The Court rejected the Applicant’s argument that medical professionals are not obliged to keep confidential advice and treatment given to persons under sixteen years of age on contraception, sexually transmitted infections and abortion. It upheld the House of Lords’ decision in Gillick v. West Norfolk and Wisbech Area Health Authority [1985] 3 All ER 402 that a doctor could lawfully give contraceptive advice or treatment to a girl under the age of sixteen years of age without the consent of the girl’s parents provided that he was satisfied that the girl had sufficient maturity to understand what is involved. The doctor would also have to be satisfied that the following conditions were met:

1)      that the girl (although under 16 years of age) would understand his advice;

2)      that he could not persuade her to inform her parents or allow him to inform that parents that she is seeking contraceptive advice;

3)      that she was very likely to begin or to continue having sexual intercourse with or without contraceptive treatment;

4)      that unless she received contraceptive advice or treatment her physical or mental health or both were likely to suffer;

5)      that her best interests required him to give her contraceptive advice, treatment or both without parental consent.

It also held that any limitation on the young person’s right to confidentiality as proposed by the Applicant would infringe articles 12, 16 and 18 of the United Nations Convention on the Rights of the Child and would probably deter young people from seeking advice and treatment on contraception, sexually transmitted diseases and abortion.

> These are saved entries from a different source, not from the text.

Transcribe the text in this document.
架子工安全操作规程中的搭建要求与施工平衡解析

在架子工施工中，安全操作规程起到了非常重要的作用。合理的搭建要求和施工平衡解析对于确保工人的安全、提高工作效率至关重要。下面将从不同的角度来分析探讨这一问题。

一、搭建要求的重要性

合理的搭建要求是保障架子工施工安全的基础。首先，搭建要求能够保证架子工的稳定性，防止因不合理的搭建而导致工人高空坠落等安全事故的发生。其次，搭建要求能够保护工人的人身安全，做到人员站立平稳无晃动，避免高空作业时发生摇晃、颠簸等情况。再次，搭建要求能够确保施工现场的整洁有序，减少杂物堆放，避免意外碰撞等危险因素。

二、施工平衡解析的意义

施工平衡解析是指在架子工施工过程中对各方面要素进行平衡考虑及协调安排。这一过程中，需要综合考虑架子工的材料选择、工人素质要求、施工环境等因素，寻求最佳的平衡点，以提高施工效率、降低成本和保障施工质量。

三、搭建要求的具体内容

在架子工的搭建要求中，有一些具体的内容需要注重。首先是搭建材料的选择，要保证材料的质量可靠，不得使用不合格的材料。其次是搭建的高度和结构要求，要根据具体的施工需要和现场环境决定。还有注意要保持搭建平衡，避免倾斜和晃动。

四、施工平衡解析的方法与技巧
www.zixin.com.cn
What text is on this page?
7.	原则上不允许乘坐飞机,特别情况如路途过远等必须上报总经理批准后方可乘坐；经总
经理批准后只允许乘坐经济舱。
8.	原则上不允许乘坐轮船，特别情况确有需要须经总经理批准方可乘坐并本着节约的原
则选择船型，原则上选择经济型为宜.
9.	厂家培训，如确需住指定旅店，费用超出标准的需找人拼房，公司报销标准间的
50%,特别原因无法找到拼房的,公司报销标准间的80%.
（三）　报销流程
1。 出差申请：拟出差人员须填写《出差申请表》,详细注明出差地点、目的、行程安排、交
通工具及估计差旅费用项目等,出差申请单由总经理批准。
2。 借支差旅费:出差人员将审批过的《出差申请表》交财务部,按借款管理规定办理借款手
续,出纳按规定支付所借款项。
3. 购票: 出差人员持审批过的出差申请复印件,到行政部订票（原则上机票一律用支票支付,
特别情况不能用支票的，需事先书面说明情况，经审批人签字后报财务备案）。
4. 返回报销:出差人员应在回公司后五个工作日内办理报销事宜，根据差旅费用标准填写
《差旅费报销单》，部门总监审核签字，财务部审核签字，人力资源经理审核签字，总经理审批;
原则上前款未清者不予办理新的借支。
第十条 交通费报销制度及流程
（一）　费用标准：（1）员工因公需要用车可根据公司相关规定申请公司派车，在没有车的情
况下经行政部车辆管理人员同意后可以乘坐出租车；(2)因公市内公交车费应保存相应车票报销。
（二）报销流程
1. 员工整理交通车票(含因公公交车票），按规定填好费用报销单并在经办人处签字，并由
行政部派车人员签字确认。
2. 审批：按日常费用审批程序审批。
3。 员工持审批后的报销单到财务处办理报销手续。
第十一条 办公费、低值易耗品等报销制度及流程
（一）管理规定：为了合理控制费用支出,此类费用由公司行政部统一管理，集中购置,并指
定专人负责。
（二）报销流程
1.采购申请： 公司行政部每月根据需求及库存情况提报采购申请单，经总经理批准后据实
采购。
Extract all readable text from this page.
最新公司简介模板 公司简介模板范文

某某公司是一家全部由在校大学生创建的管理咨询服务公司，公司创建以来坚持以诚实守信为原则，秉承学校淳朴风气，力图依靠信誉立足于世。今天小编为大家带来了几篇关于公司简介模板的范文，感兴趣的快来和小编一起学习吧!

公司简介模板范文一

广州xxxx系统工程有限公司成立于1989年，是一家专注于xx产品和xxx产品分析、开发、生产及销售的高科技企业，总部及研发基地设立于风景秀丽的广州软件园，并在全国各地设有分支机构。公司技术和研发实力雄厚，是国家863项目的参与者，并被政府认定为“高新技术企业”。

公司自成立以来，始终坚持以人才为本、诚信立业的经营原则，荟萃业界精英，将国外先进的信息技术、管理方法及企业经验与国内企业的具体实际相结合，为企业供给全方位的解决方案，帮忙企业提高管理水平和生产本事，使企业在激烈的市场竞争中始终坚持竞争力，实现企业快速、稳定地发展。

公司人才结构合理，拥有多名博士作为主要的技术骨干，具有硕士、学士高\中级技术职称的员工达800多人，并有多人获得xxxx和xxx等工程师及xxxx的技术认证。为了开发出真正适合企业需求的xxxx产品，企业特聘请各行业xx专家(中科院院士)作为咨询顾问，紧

The Court also found from the evidence that the 2004 guidelines did not violate article 8(1), but even if it did, any infringement of a parent’s article 8(1) rights could be justified under article 8(2) insofar as it would be “in accordance with the law” and “necessary in a democratic society… for the protection of health… or for the protection of the rights… of others.”

“It is appropriate to bear in mind that the ECHR attaches great value to the rights of children as I will explain in paragraphs 144 to 146 below. Furthermore the ratification by the United Kingdom of the United Nations Convention on the Rights of the Child (“UNC”) in November 1989 was significant as showing a desire to give children greater rights. The ECHR and the UNC show why the duty of confidence owed by a medical professional to a competent young person is a high one and which therefore should not be overridden except for a very powerful reason. In my view, although family factors are significant and cogent, they should not override the duty of confidentiality owed to the child. It must not be forgotten that this duty was described in Z v Finland (supra) as ‘a vital principle in the legal system of all Contracting Parties to the Convention’.” Para. 64.

“I appreciate that Mr Havers is not proposing that medical professionals will be at liberty to disclose all advice and treatment, which it is proposed to give in respect of contraception and sexually transmitted infections because on his formulation, the medical professional would be entitled not to disclose information where ‘to do so would or might prejudice the child's physical or mental health so that it is in the child’s best interest not to do so’. Nevertheless the fact that the general rule would be that medical professionals could pass on advice and confidential details of treatment to parents would be likely to have the effect of deterring many young people from seeking advice on sexual matters as happened between the decision of the Court of Appeal and that of the House of Lords in Gillick, as I have explained in paragraph 68. I consider that the likely foreseeable consequences of such development to be very disturbing, if not chilling.” Para. 72.